The despatch of the message attached to the arrow is not mentioned in this story; but in the Jātaka tale No. 181 (vol. ii, p. 62) Prince Asadisa, son of a King of Benares, is represented as scratching a message on an arrow, firing it into the camp of some hostile forces headed by seven Kings who were besieging the city, and thereby scaring these enemies away.

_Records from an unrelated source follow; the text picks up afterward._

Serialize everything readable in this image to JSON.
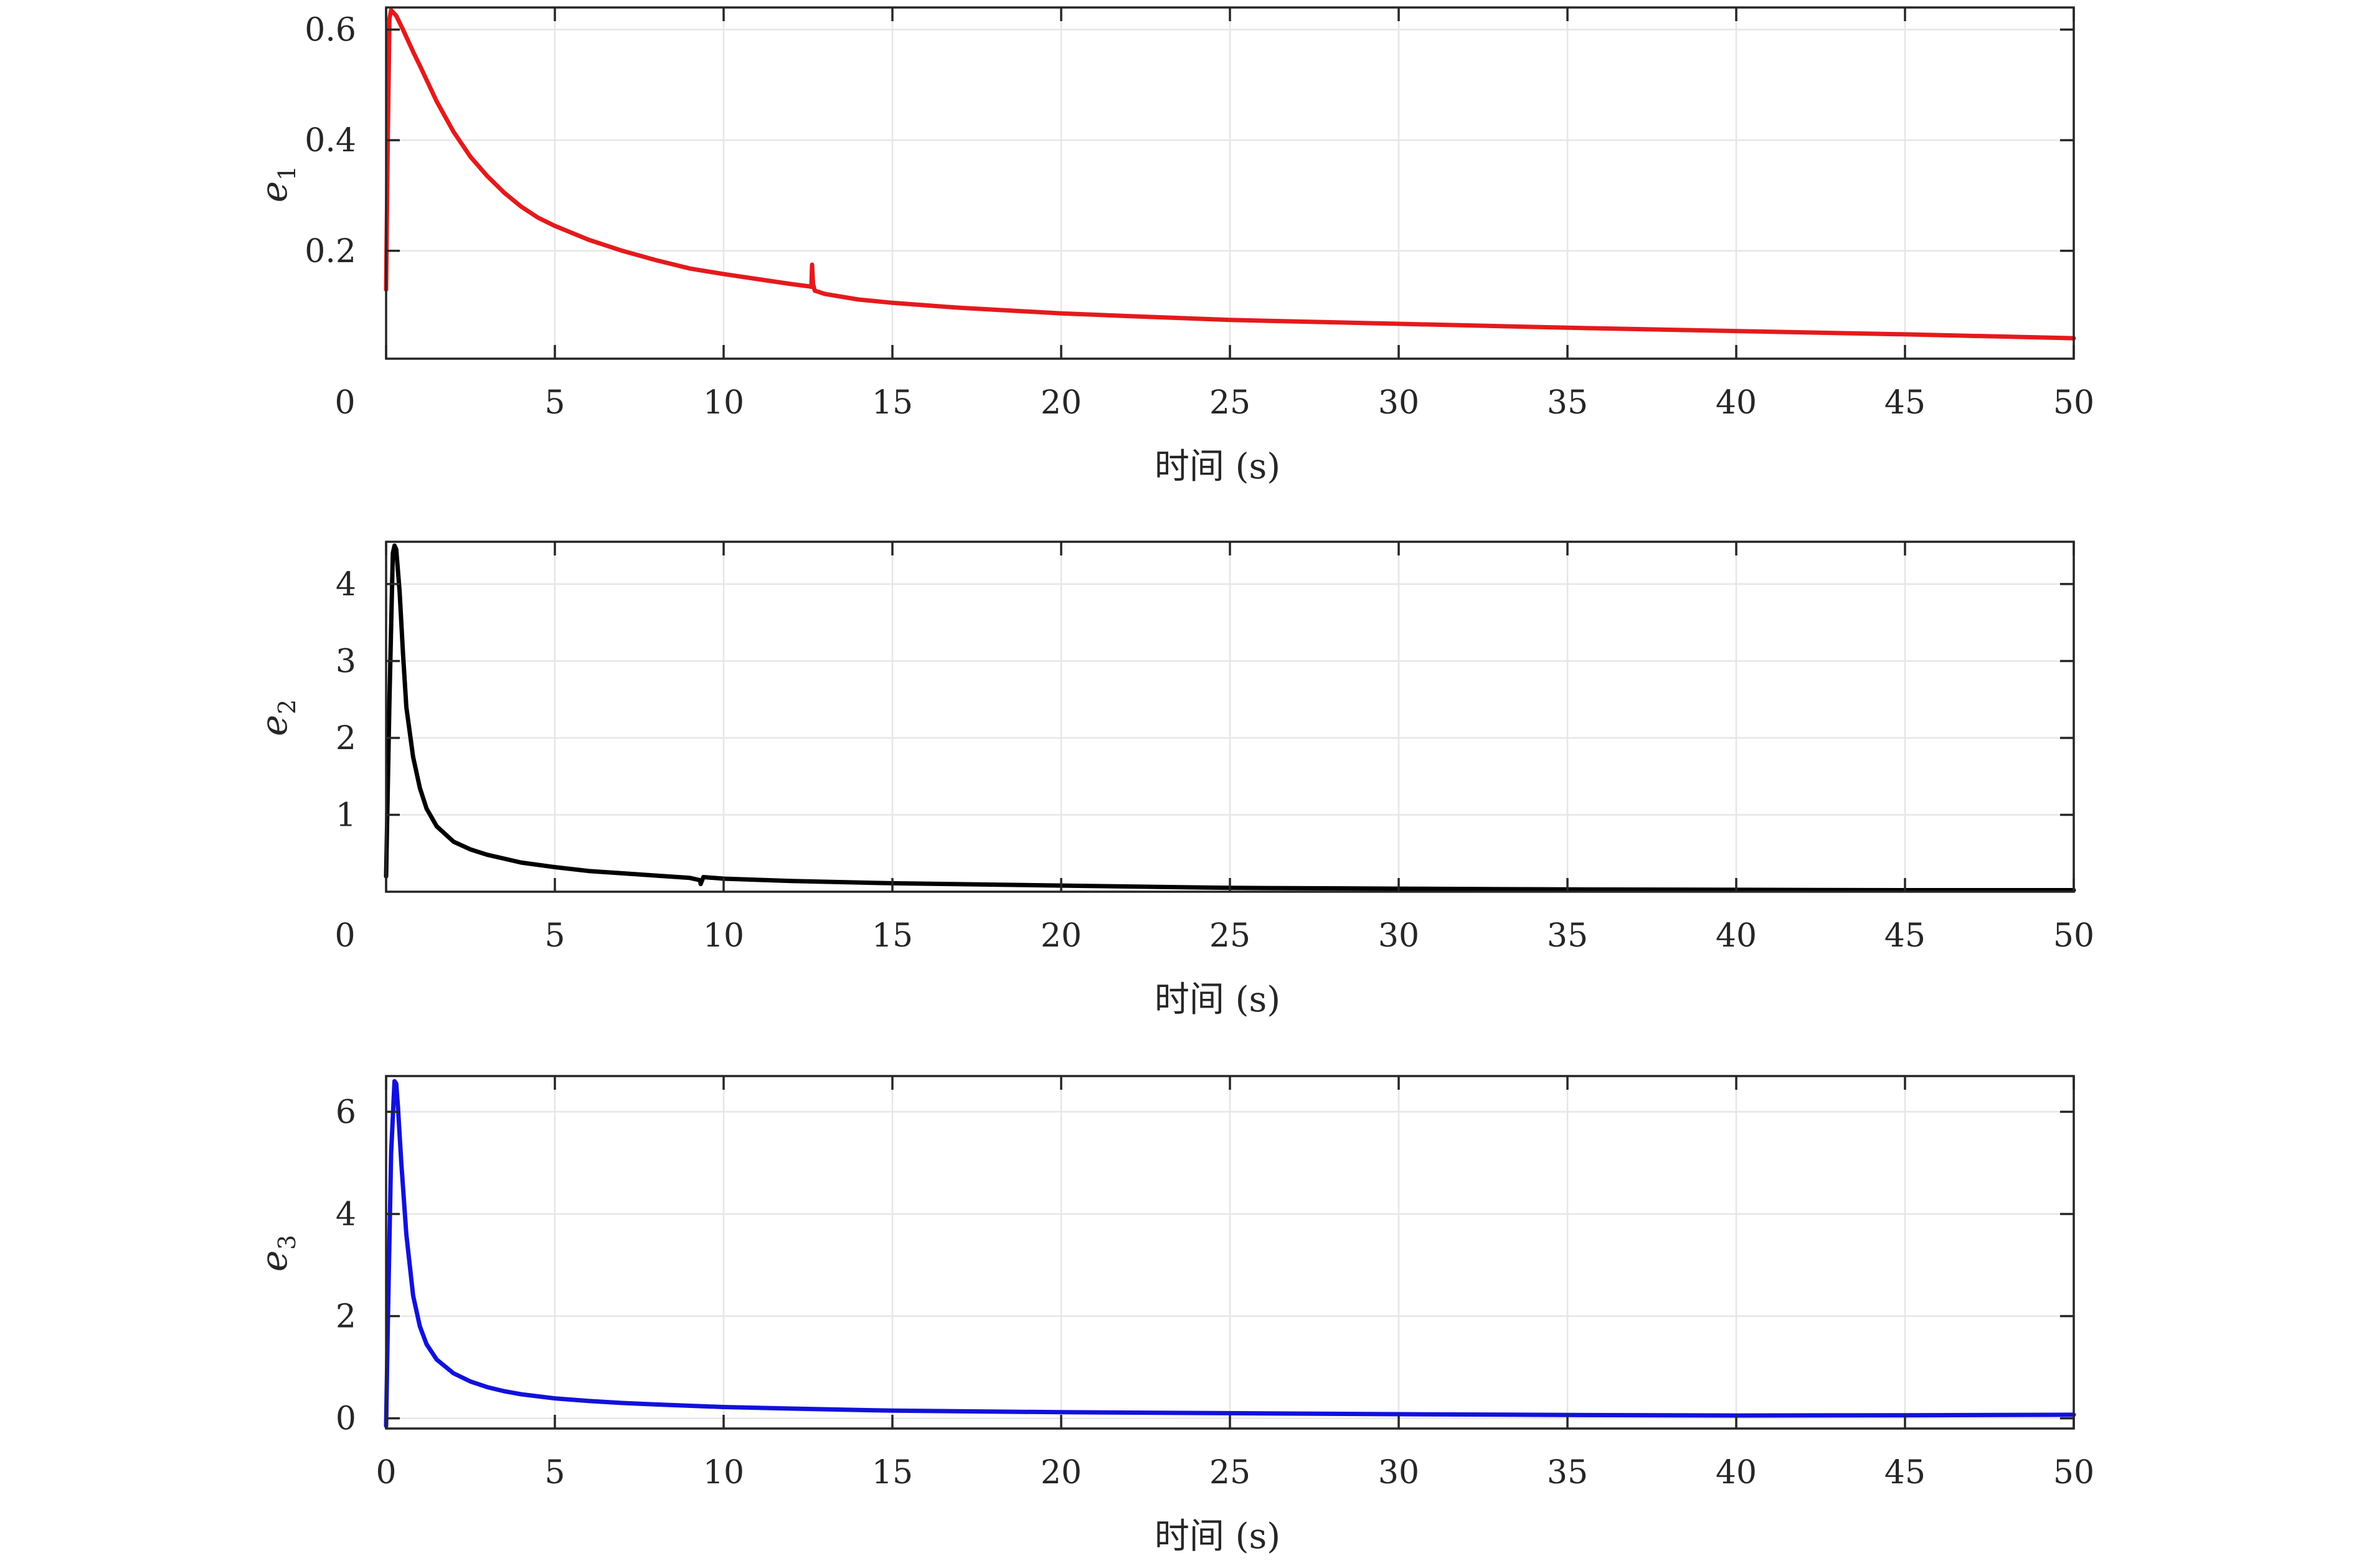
{
  "chart_data": [
    {
      "type": "line",
      "title": "",
      "xlabel": "时间 (s)",
      "ylabel": {
        "base": "e",
        "sub": "1"
      },
      "xlim": [
        0,
        50
      ],
      "ylim": [
        0.005,
        0.64
      ],
      "xticks": [
        0,
        5,
        10,
        15,
        20,
        25,
        30,
        35,
        40,
        45,
        50
      ],
      "yticks": [
        0.2,
        0.4,
        0.6
      ],
      "ytick_labels": [
        "0.2",
        "0.4",
        "0.6"
      ],
      "grid": true,
      "legend": "none",
      "series": [
        {
          "color": "#e41a1c",
          "x": [
            0,
            0.05,
            0.1,
            0.15,
            0.3,
            0.5,
            0.8,
            1,
            1.5,
            2,
            2.5,
            3,
            3.5,
            4,
            4.5,
            5,
            6,
            7,
            8,
            9,
            10,
            11,
            12,
            12.5,
            12.6,
            12.62,
            12.65,
            12.7,
            12.8,
            13,
            14,
            15,
            17,
            20,
            22,
            25,
            30,
            35,
            40,
            45,
            50
          ],
          "y": [
            0.13,
            0.4,
            0.62,
            0.635,
            0.625,
            0.6,
            0.56,
            0.535,
            0.47,
            0.415,
            0.37,
            0.335,
            0.305,
            0.28,
            0.26,
            0.245,
            0.22,
            0.2,
            0.183,
            0.168,
            0.158,
            0.149,
            0.14,
            0.136,
            0.135,
            0.175,
            0.14,
            0.128,
            0.126,
            0.122,
            0.112,
            0.106,
            0.097,
            0.087,
            0.082,
            0.075,
            0.068,
            0.061,
            0.055,
            0.049,
            0.042
          ]
        }
      ]
    },
    {
      "type": "line",
      "title": "",
      "xlabel": "时间 (s)",
      "ylabel": {
        "base": "e",
        "sub": "2"
      },
      "xlim": [
        0,
        50
      ],
      "ylim": [
        0,
        4.55
      ],
      "xticks": [
        0,
        5,
        10,
        15,
        20,
        25,
        30,
        35,
        40,
        45,
        50
      ],
      "yticks": [
        1,
        2,
        3,
        4
      ],
      "ytick_labels": [
        "1",
        "2",
        "3",
        "4"
      ],
      "grid": true,
      "legend": "none",
      "series": [
        {
          "color": "#000000",
          "x": [
            0,
            0.1,
            0.2,
            0.25,
            0.3,
            0.4,
            0.5,
            0.6,
            0.8,
            1,
            1.2,
            1.5,
            2,
            2.5,
            3,
            3.5,
            4,
            5,
            6,
            7,
            8,
            9,
            9.3,
            9.32,
            9.4,
            10,
            12,
            15,
            20,
            25,
            30,
            35,
            40,
            45,
            50
          ],
          "y": [
            0.2,
            2.5,
            4.4,
            4.5,
            4.45,
            3.9,
            3.1,
            2.4,
            1.75,
            1.35,
            1.08,
            0.85,
            0.65,
            0.55,
            0.48,
            0.43,
            0.38,
            0.32,
            0.27,
            0.24,
            0.21,
            0.18,
            0.15,
            0.1,
            0.19,
            0.17,
            0.14,
            0.11,
            0.08,
            0.05,
            0.04,
            0.03,
            0.025,
            0.02,
            0.02
          ]
        }
      ]
    },
    {
      "type": "line",
      "title": "",
      "xlabel": "时间 (s)",
      "ylabel": {
        "base": "e",
        "sub": "3"
      },
      "xlim": [
        0,
        50
      ],
      "ylim": [
        -0.2,
        6.7
      ],
      "xticks": [
        0,
        5,
        10,
        15,
        20,
        25,
        30,
        35,
        40,
        45,
        50
      ],
      "yticks": [
        0,
        2,
        4,
        6
      ],
      "ytick_labels": [
        "0",
        "2",
        "4",
        "6"
      ],
      "grid": true,
      "legend": "none",
      "series": [
        {
          "color": "#1111dd",
          "x": [
            0,
            0.05,
            0.15,
            0.25,
            0.3,
            0.35,
            0.45,
            0.6,
            0.8,
            1,
            1.2,
            1.5,
            2,
            2.5,
            3,
            3.5,
            4,
            5,
            6,
            7,
            8,
            10,
            12,
            15,
            20,
            25,
            30,
            35,
            40,
            45,
            50
          ],
          "y": [
            -0.15,
            1.8,
            5.2,
            6.6,
            6.55,
            6.1,
            5.0,
            3.6,
            2.4,
            1.8,
            1.45,
            1.15,
            0.88,
            0.72,
            0.61,
            0.53,
            0.47,
            0.39,
            0.34,
            0.3,
            0.27,
            0.22,
            0.19,
            0.15,
            0.12,
            0.1,
            0.08,
            0.065,
            0.055,
            0.06,
            0.07
          ]
        }
      ]
    }
  ]
}
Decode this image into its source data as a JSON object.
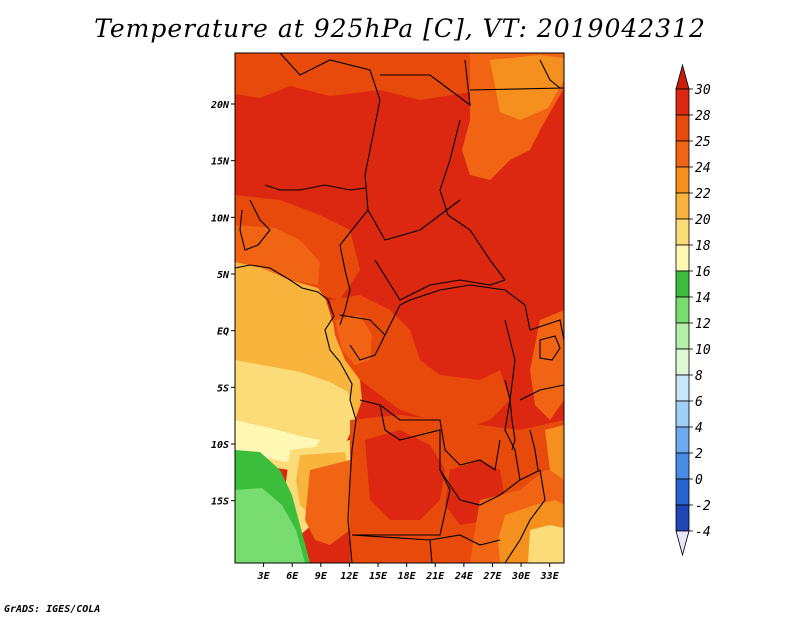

A footnote states that in the Mahāvastu the message was wrapped round the arrow.
In two instances in the Mahā Bhārata (Drōna Parva, xcix, and cci) the senders’ names were engraved on arrows.
In the Arabian Nights (Lady Burton’s ed., vol. 4, p. 103), a Prince wrote a letter, set it on the point of an arrow, and shot it into a garden in which a lady was walking.
In the Kathā Sarit Sāgara (Tawney), vol. i, p. 519, a young Brāhmaṇa suggested to a Prince that he should receive a daily salary of one hundred gold pieces; this was paid to him. In the same work, vol. ii, p. 251, an unknown man demanded and received five hundred dīnārs (about £250) as his daily wage. In the Hitōpadēśa an unknown Rājput was granted four hundred gold pieces as his daily pay.
While the Sinhalese were besieging the Portuguese in Colombo in A.D. 1588, the Sinhalese King shot into the fort a letter containing a demand for the safe conduct of officials who were to arrange a truce (Pieris, Ceylon, vol. i, p. 243).